# SGD with large step sizes learns sparse features

## Code
The exact code to reproduce all the reported experiments on simple networks is available in jupyter notebooks:
- `diag_nets.ipynb`: diagonal linear networks (also see `diag_nets_2d_loss_surface.ipynb` for loss surface visualizations).
- `fc_nets_1d_regression.ipynb`: two-layer ReLU networks on 1D regression problem.
- `fc_nets_two_layer.ipynb`: two-layer ReLU networks in a teacher-student setup (+ neuron movement visualization).
- `fc_nets_multi_layer.ipynb`: three-layer ReLU networks in a teacher-student setup.
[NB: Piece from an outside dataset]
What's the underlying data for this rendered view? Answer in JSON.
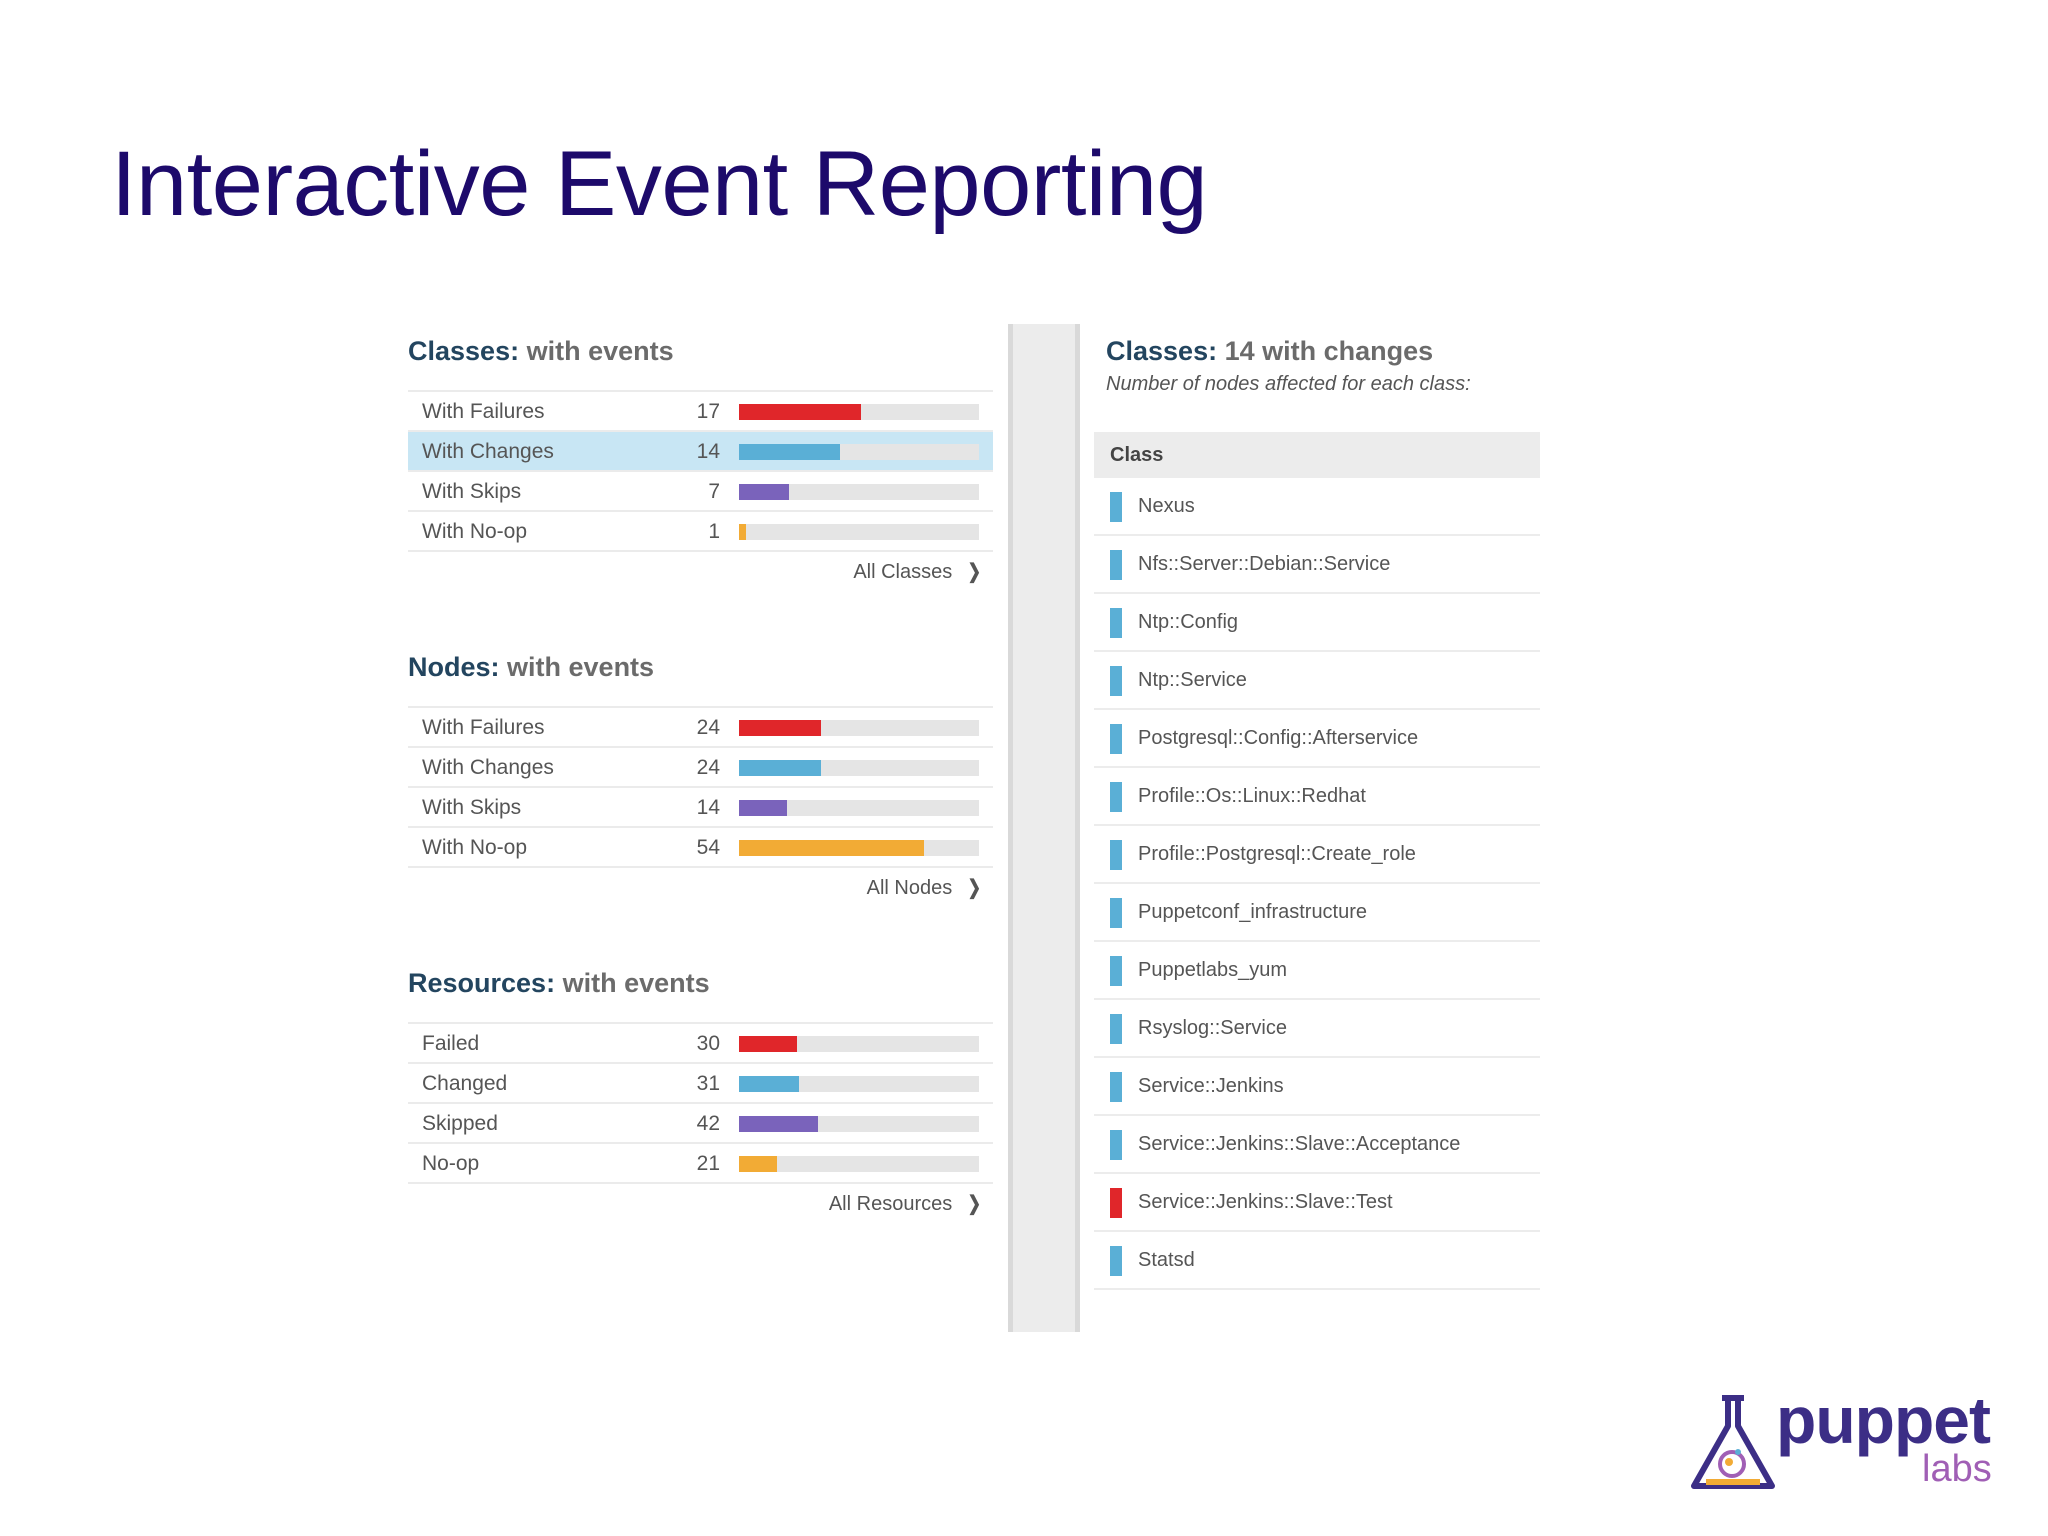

For deep networks, see folder `deep_nets` where the dependencies are collected in `Dockerfile`. Typical training commands for a ResNet-18 on CIFAR-10 would look like this:
- Plain SGD without explicit regularization (loss stabilization is achieved via exponential warmup): 
    - with large step sizes: `python train.py --dataset=cifar10 --lr_init=0.75 --lr_schedule=piecewise_05epochs --warmup_exp=1.05 --model=resnet18_plain --model_width=64 --epochs=100 --batch_size=256 --momentum=0.0 --l2_reg=0.0 --no_data_augm --eval_iter_freq=200 --exp_name=no_explicit_reg`
    - with small step sizes: `python train.py --dataset=cifar10 --lr_init=0.01 --lr_schedule=constant --model=resnet18_plain --model_width=64 --epochs=100 --batch_size=256 --momentum=0.0 --l2_reg=0.0 --no_data_augm --eval_iter_freq=200 --exp_name=no_explicit_reg`
- SGD + momentum in the state-of-the-art setting with data augmentation and weight decay: 
    - with large step sizes: `python train.py --dataset=cifar10 --lr_init=0.05 --lr_schedule=piecewise_05epochs --model=resnet18_plain --model_width=64 --epochs=100 --batch_size=256 --momentum=0.9 --l2_reg=0.0005 --eval_iter_freq=200 --exp_name=sota_setting`
    - with small step sizes: `python train.py --dataset=cifar10 --lr_init=0.002 --lr_schedule=constant --model=resnet18_plain --model_width=64 --epochs=100 --batch_size=256 --momentum=0.9 --l2_reg=0.0005 --eval_iter_freq=200 --exp_name=sota_setting`

The runs with CIFAR-100 are analogous, just put `dataset=cifar100`. The step size schedule can be selected from [`constant`, `piecewise_01epochs`, `piecewise_03epochs`, `piecewise_05epochs`], see `utils_train.py` for more details.